I media cinesi fecero di tutto per dipingere gli studenti e i loro sostenitori come dei rivoltosi pericolosi per l’ordine sociale. Questo determinò un inasprirsi di posizioni sia da una parte che dall’altra e spianò la strada al terribile epilogo del 4 giugno.
4/6/1989 – il giorno nero
La notte del 3 giugno l’esercito ricevette l’ordine di muovere verso la piazza e di sgomberarla. I soldati incontrarono lungo la strada una resistenza accanita, e per farsi strada aprirono il fuoco, indiscriminatamente.
Mitragliatrici, gas lacrimogeni, carri armati: non risparmiarono alcun mezzo. La folla, composta da comuni cittadini, non aveva né armi né nient’altro che potesse fungere loro da difesa. Fu un massacro. A tutt’oggi il numero di vittime tra morti, feriti e prigionieri rimane incerto. Alle 5:40 del 4 giugno Piazza Tienanmen era stata sgomberata.
Pechino è in coma – la trama
Il racconto si svolge su due piani temporali. Il primo è il presente del protagonista Dai Wei, nonché voce narrante dei fatti. Il giovane si trova in coma, immobilizzato sul suo letto ma in grado di percepire ciò che succede attorno a lui. Dai Wei ha riportato una grave ferita alla testa durante la notte del 4 giugno che lo ha confinato in quello stato di morto vivente. Non gli resta altro da fare se non ripercorrere all’indietro la propria vita.
Ed è questo il secondo piano temporale, il passato del ragazzo.
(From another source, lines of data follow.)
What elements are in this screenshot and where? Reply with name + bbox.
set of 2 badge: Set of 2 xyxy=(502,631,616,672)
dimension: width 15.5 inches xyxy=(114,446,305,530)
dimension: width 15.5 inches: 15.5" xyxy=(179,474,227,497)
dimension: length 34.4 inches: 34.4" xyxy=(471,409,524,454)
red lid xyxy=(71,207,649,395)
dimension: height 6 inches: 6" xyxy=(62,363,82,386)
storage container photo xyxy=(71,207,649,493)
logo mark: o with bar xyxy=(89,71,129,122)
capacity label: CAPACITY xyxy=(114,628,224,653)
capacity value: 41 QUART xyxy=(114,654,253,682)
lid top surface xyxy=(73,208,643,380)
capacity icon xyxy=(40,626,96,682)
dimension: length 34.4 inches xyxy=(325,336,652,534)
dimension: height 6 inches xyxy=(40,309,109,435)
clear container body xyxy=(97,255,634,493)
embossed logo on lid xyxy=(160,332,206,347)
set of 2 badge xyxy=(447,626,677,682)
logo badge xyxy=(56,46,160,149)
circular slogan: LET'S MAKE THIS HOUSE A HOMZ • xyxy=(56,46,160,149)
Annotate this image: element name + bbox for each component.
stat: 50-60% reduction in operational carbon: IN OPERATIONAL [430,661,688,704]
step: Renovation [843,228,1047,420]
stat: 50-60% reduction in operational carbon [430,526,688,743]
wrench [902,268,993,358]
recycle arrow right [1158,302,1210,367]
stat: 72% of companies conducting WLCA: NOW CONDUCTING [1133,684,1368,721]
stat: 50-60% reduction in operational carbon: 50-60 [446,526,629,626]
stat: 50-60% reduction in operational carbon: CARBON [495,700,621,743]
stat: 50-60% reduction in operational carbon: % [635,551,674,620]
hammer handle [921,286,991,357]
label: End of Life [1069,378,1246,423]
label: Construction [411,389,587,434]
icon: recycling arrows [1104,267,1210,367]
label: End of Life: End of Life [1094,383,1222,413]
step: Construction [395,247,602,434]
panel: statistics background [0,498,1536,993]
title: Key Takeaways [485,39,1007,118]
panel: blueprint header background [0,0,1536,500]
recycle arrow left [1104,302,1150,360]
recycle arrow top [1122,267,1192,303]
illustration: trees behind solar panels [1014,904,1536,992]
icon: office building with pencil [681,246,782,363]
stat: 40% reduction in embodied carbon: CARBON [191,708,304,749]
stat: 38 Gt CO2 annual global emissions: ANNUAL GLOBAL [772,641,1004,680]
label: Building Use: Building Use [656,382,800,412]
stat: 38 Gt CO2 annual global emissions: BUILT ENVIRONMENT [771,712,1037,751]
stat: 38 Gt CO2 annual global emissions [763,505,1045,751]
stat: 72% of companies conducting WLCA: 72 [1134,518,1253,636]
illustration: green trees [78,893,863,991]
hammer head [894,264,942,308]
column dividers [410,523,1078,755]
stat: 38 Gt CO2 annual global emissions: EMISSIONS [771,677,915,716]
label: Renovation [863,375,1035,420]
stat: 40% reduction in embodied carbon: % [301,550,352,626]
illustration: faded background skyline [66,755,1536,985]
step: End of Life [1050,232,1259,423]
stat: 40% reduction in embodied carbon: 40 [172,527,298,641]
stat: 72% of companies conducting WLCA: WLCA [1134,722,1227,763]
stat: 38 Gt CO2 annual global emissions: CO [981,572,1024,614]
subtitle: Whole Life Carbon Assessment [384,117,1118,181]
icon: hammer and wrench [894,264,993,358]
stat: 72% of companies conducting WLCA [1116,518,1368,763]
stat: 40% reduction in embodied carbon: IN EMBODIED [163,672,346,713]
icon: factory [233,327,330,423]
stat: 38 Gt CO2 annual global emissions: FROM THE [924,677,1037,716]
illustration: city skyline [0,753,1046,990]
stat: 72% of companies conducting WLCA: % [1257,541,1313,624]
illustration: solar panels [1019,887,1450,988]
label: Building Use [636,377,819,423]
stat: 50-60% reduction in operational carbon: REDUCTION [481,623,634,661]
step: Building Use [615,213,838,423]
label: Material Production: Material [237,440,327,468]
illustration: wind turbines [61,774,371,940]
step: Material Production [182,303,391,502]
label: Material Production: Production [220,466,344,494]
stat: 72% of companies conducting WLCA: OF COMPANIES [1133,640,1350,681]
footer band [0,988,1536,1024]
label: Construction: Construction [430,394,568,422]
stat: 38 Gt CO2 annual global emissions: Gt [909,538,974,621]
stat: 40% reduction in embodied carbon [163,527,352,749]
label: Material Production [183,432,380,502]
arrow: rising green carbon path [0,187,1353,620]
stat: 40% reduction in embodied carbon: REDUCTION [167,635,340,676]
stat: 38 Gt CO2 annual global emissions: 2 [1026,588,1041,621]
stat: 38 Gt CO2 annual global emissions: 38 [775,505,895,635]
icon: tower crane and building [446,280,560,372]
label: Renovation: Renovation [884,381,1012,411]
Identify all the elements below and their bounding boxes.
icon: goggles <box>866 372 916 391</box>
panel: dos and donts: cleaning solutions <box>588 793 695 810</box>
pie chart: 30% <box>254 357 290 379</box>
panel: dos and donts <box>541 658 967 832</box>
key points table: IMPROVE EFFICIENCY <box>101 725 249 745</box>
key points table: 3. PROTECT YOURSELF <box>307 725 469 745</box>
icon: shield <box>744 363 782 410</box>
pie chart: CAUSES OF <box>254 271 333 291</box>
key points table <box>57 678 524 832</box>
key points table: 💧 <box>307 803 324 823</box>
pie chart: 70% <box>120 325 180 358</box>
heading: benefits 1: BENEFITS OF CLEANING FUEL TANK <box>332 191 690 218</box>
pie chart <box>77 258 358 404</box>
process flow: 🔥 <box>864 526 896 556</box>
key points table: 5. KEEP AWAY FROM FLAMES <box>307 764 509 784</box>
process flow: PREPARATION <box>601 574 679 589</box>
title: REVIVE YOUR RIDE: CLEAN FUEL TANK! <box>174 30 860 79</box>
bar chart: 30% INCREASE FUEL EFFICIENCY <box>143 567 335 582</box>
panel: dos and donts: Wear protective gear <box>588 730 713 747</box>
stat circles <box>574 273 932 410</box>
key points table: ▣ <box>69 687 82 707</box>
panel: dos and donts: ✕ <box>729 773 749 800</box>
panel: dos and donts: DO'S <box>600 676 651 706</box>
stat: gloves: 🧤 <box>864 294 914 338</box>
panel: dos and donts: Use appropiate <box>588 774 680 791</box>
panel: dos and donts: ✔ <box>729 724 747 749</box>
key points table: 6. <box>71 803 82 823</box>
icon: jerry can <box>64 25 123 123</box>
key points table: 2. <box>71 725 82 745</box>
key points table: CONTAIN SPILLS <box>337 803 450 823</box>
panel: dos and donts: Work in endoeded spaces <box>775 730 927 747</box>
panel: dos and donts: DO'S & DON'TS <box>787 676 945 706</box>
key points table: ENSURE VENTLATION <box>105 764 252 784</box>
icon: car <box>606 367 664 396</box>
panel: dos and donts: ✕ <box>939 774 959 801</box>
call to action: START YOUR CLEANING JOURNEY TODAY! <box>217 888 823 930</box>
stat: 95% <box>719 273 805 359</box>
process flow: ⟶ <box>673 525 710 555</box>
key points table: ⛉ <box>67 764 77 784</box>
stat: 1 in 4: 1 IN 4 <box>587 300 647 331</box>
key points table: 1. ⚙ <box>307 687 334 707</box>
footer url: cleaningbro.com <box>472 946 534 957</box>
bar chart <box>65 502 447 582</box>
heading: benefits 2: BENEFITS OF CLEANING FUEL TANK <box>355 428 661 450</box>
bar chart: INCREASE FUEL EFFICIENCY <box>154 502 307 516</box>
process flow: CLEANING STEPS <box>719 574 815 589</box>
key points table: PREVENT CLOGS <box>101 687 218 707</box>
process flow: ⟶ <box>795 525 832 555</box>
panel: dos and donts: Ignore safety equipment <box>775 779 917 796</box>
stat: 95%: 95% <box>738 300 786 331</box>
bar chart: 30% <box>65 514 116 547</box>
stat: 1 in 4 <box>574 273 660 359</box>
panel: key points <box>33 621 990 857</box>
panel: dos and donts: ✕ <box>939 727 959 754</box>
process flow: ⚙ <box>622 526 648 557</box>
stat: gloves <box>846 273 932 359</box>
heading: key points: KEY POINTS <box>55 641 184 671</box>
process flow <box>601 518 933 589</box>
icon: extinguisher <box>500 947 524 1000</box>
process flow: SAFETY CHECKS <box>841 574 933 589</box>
Partendo da un’infanzia già segnata dalla politica dittatoriale della Cina, con il confino del padre nei campi di prigionia in quanto bollato come “destroide”, i ricordi di Dai Wei dispiegano davanti al lettore immagini di un paese anche lui in stato comatoso, incapace di reagire ai soprusi e alle ingiustizie che ogni giorno subisce dalla classe al potere. Paralizzate dalla paura, le persone si muovono in una società che ha dell’allucinante, tradendosi a vicenda pur di apparire degni del Partito e della Repubblica.
Ma non c’è solo politica, anzi. Gli studenti, i compagni, gli amici di Dai Wei sono presenze più che mai vive che il lettore segue trattenendo il respiro. È un’opera magistrale, un affresco incredibile di veridicità e di sentimenti, di politica e di intrecci di vite.
Conclusioni
Si potrebbe continuare a parlare all’infinito di Pechino è in coma, davvero. Offre talmente tanti spunti di riflessione che si potrebbe benissimo scriverci una tesi di laurea. Qui però si parla di libri, quindi ridimensioniamoci. Non fatevi ingannare dalla mole o dall’argomento: è una lettura che chiunque può fare, sul serio. L’autore è stato capace di prendere qualcosa di gigantesco, di sconvolgente, di schiacciante e di renderlo alla portata di tutti. Così che tutti possano leggere, sapere, ricordare.